There was a picture projected at the front of the room. Kind of like a stained glass window. A simple silhouette of Jesus hanging on the cross. A yellow and orange sky behind him. Stark. Focussed.

I got thinking about it.

About the idea that what I held in my hand represented blood and body. Bleeding and brokenness. That he bled and was broken for us.

And I found myself thinking about the people at the Motel. About how, if anyone asked me, I'd tell them that I do what I can do there because it's what Jesus did for us.

That he came. Lived among us. Shared our lives, the good and the bad. Did what he could, taught what we could learn, to point us in the right direction.
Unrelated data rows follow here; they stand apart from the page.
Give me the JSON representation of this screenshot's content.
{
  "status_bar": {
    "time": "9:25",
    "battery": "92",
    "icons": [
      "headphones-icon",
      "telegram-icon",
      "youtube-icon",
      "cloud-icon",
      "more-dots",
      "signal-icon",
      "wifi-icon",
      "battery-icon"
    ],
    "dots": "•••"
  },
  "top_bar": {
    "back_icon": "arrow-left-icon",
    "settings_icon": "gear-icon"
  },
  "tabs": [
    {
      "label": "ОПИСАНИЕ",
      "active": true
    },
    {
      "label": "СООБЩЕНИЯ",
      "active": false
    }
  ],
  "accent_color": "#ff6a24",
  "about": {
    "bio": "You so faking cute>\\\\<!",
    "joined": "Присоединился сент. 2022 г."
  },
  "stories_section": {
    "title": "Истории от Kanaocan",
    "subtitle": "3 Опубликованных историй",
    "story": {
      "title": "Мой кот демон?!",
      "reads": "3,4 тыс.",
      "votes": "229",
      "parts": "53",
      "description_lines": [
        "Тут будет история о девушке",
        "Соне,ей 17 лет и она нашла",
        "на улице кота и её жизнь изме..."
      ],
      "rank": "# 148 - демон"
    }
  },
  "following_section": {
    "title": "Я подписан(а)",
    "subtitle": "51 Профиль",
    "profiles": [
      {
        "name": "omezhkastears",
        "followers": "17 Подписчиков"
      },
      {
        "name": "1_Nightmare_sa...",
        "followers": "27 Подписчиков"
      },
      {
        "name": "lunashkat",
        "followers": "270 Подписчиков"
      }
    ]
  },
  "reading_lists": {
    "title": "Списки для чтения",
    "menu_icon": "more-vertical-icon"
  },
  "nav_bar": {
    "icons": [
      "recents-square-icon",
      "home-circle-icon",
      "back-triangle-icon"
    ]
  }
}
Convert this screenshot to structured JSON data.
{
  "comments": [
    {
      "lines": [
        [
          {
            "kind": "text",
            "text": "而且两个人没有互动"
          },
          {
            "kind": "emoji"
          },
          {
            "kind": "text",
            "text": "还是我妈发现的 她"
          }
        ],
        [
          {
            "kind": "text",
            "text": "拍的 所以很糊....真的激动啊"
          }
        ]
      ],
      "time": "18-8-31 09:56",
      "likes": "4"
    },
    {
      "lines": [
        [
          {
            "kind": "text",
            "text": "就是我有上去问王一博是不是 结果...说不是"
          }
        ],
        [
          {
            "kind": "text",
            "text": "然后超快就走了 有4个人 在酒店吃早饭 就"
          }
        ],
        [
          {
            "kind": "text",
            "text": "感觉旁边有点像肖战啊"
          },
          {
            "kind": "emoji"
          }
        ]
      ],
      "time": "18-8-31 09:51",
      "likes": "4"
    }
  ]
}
Loaned us his strength and health for the time when we have none of our own.

And that, in the end, he was broken and bled for us.

I was struck hard, that morning, by this question - If I'm a follower of Jesus, if I name myself after him and pursue a life that is shaped after his, does that mean I'm called to bleed and be broken for the ones I've been sent to?

Isn't that what the Bible means when it calls us to be a "living sacrifice"?

So I thought about bleeding and being broken.

It's easy for me to find ways in which I bleed for my friends. The ways my heart aches for the hurt, what I want for them, what I'd do for them if I could and if they wanted me to. Empathy, sympathy, time, mourning with those who mourn. Desiring so much on their behalf and grieving the way the wounded world has wounded them.

It's not so easy for me to see ways in which I've been broken. Actually wounded. Defeated. Weakened to the point of helplessness. The topography of my skin and soul irrevocably changed by scars and loss. Could my being broken actually serve anyone? Maybe. I don't know.
Maybe not.

Because I'm not him. Only he could be. Which is pretty much the point of the whole exercise.

That only he could come and do what he did. Be broken, so he could put everything back together.

I sat there holding that little cup of purple, and that little cube of white. Thinking about how much it must have hurt. And how much it does hurt.

And how much, how very much, it's worth it.

And how very very grateful I am to have been bled for, and to have the chance to bleed for someone else.